Image Co-Skeletonization via Co-Segmentation

IEEE Trans Image Process. 2021:30:2784-2797. doi: 10.1109/TIP.2021.3054464. Epub 2021 Feb 12.

Abstract

Recent advances in the joint processing of a set of images have shown its advantages over individual processing. Unlike the existing works geared towards co-segmentation or co-localization, in this article, we explore a new joint processing topic: image co-skeletonization, which is defined as joint skeleton extraction of the foreground objects in an image collection. It is well known that object skeletonization in a single natural image is challenging, because there is hardly any prior knowledge available about the object present in the image.
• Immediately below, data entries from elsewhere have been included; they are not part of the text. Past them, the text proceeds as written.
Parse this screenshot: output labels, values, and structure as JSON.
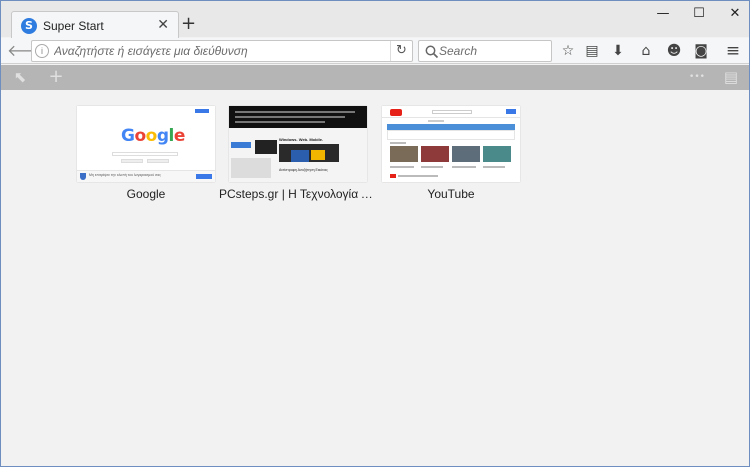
{
  "window": {
    "controls": {
      "minimize": "—",
      "maximize": "☐",
      "close": "✕"
    }
  },
  "tab": {
    "favicon_letter": "S",
    "title": "Super Start",
    "close": "✕",
    "new_tab": "+"
  },
  "navbar": {
    "back": "🡐",
    "url_placeholder": "Αναζητήστε ή εισάγετε μια διεύθυνση",
    "info": "i",
    "reload": "↻",
    "search_placeholder": "Search",
    "toolbar_icons": {
      "bookmark_star": "☆",
      "reading_list": "▤",
      "downloads": "⬇",
      "home": "⌂",
      "emoji": "☻",
      "pocket": "◙",
      "menu": "≡"
    }
  },
  "superstart_toolbar": {
    "pointer": "⬉",
    "add": "+",
    "more": "•••",
    "sidebar": "▤"
  },
  "sites": [
    {
      "title": "Google",
      "logo_letters": [
        "G",
        "o",
        "o",
        "g",
        "l",
        "e"
      ],
      "logo_colors": [
        "#4285f4",
        "#ea4335",
        "#fbbc05",
        "#4285f4",
        "#34a853",
        "#ea4335"
      ],
      "footer_text": "Μη επιτρέψτε την κλοπή του λογαριασμού σας"
    },
    {
      "title": "PCsteps.gr | Η Τεχνολογία Απλά",
      "headline": "Windows. Web. Mobile.",
      "caption": "Αντίστροφη Αναζήτηση Εικόνας"
    },
    {
      "title": "YouTube"
    }
  ],
  "colors": {
    "accent": "#2e7ce0",
    "superstart_bar": "#b5b5b5",
    "youtube_red": "#e62117"
  }
}
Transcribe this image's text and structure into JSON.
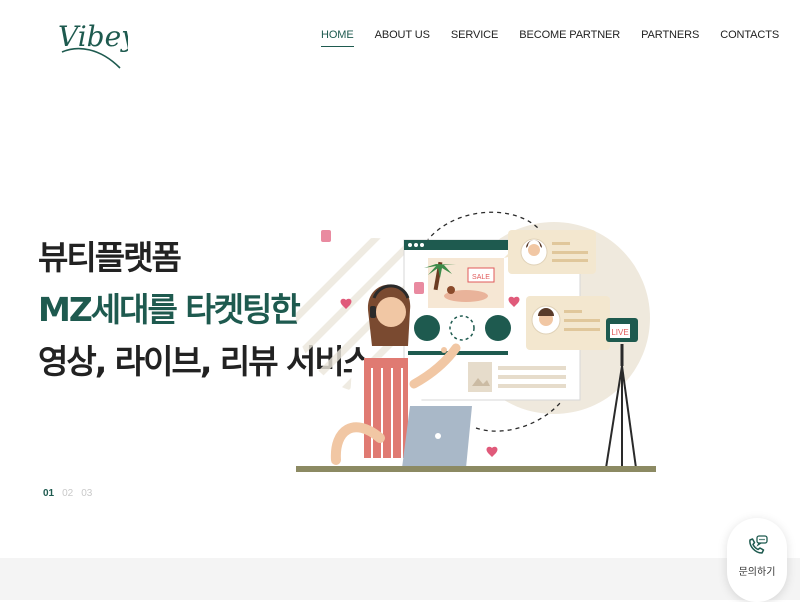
{
  "brand": {
    "logo_text": "Vibey",
    "accent_color": "#1e5a4f"
  },
  "nav": {
    "items": [
      {
        "label": "HOME",
        "active": true
      },
      {
        "label": "ABOUT US",
        "active": false
      },
      {
        "label": "SERVICE",
        "active": false
      },
      {
        "label": "BECOME PARTNER",
        "active": false
      },
      {
        "label": "PARTNERS",
        "active": false
      },
      {
        "label": "CONTACTS",
        "active": false
      }
    ]
  },
  "hero": {
    "line1": "뷰티플랫폼",
    "line2": "MZ세대를 타켓팅한",
    "line3": "영상, 라이브, 리뷰 서비스",
    "illustration": {
      "sale_tag": "SALE",
      "live_tag": "LIVE"
    }
  },
  "slider": {
    "pages": [
      "01",
      "02",
      "03"
    ],
    "current_index": 0
  },
  "floating_inquiry": {
    "icon": "phone-chat-icon",
    "label": "문의하기"
  }
}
Therefore, we resort to the idea of image co-skeletonization, hoping that the commonness prior that exists across the semantically similar images can be leveraged to have such knowledge, similar to other joint processing problems such as co-segmentation. Moreover, earlier research has found that augmenting a skeletonization process with the object's shape information is highly beneficial in capturing the image context. Having made these two observations, we propose a coupled framework for co-skeletonization and co-segmentation tasks to facilitate shape information discovery for our co-skeletonization process through the co-segmentation process. While image co-skeletonization is our primary goal, the co-segmentation process might also benefit, in turn, from exploiting skeleton outputs of the co-skeletonization process as central object seeds through such a coupled framework. As a result, both can benefit from each other synergistically. For evaluating image co-skeletonization results, we also construct a novel benchmark dataset by annotating nearly 1.8 K images and dividing them into 38 semantic categories. Although the proposed idea is essentially a weakly supervised method, it can also be employed in supervised and unsupervised scenarios. Extensive experiments demonstrate that the proposed method achieves promising results in all three scenarios.